Loss allowances on trade receivables are measured following the 'Simplified Approach' at an amount equal to the Lifetime ECL at each reporting date. The Company uses a provision matrix to determine impairment loss allowance on the portfolio of trade receivables. The provision matrix is based on its historically observed default rates over the expected
life of the trade receivable and is adjusted for forward looking estimates. At every reporting date, the historical observed default rates are updated and changes in the forward¬ looking estimates are analysed.
In respect of other financial asset, the loss allowance is measured at 12-month ECL only, if there is no significant deterioration in the credit risk since initial recognition of an asset or asset is determined to have a low credit risk at the reporting date.
b. Impairment of Non-financial assets
The Company assesses at each reporting date, whether there is an indication that an asset may be impaired.
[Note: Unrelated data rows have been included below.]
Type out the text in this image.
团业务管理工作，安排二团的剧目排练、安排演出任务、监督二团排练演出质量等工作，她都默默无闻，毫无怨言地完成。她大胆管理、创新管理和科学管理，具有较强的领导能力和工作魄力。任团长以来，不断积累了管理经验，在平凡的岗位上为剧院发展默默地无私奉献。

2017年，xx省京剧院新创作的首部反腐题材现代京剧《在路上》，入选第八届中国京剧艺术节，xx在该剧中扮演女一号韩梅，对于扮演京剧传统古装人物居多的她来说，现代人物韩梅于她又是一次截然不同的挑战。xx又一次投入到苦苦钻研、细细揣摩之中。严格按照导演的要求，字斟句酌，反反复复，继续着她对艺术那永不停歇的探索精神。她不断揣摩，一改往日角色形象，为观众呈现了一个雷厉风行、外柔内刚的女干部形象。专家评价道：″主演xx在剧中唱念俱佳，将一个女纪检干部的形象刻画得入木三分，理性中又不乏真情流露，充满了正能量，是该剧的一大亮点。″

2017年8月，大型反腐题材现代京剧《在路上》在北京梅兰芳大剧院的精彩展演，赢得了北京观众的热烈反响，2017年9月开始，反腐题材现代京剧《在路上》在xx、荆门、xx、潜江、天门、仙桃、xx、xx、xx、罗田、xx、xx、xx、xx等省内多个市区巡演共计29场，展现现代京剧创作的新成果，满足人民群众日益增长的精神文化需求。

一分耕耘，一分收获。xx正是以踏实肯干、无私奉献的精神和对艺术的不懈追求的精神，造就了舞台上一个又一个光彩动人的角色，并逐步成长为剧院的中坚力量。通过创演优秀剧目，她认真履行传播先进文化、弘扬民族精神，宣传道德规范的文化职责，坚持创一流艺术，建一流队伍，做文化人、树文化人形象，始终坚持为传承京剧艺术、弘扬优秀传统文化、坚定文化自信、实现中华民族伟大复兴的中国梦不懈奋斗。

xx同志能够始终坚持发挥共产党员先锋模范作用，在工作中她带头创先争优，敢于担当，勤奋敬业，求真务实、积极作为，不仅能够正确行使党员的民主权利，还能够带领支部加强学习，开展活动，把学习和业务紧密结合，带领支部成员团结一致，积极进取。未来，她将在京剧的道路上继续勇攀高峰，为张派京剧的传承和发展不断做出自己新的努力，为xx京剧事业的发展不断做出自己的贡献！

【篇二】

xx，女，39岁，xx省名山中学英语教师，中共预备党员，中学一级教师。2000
If any indication exists, or when annual impairment testing for an asset is required, the Company estimates the asset's recoverable amount. An asset's recoverable amount is the higher of an asset's fair value less costs of disposal and its value in use. Recoverable amount is determined for an individual asset, unless the asset does not generate cash inflows that are largely independent of those from other assets or groups of assets. When the carrying amount of an asset exceeds its recoverable amount, the asset is considered impaired and is written down to its recoverable amount.
In assessing value in use, the estimated future cash flows are discounted to their present value using a pre-tax discount rate that reflects current market assessments of the time value of money and the risks specific to the asset. In determining fair value less costs of disposal, recent market transactions are taken into account. If no such transactions can be identified, an appropriate valuation model is used. These calculations are corroborated by valuation multiples, quoted share prices for publicly traded companies or other available fair value indicators.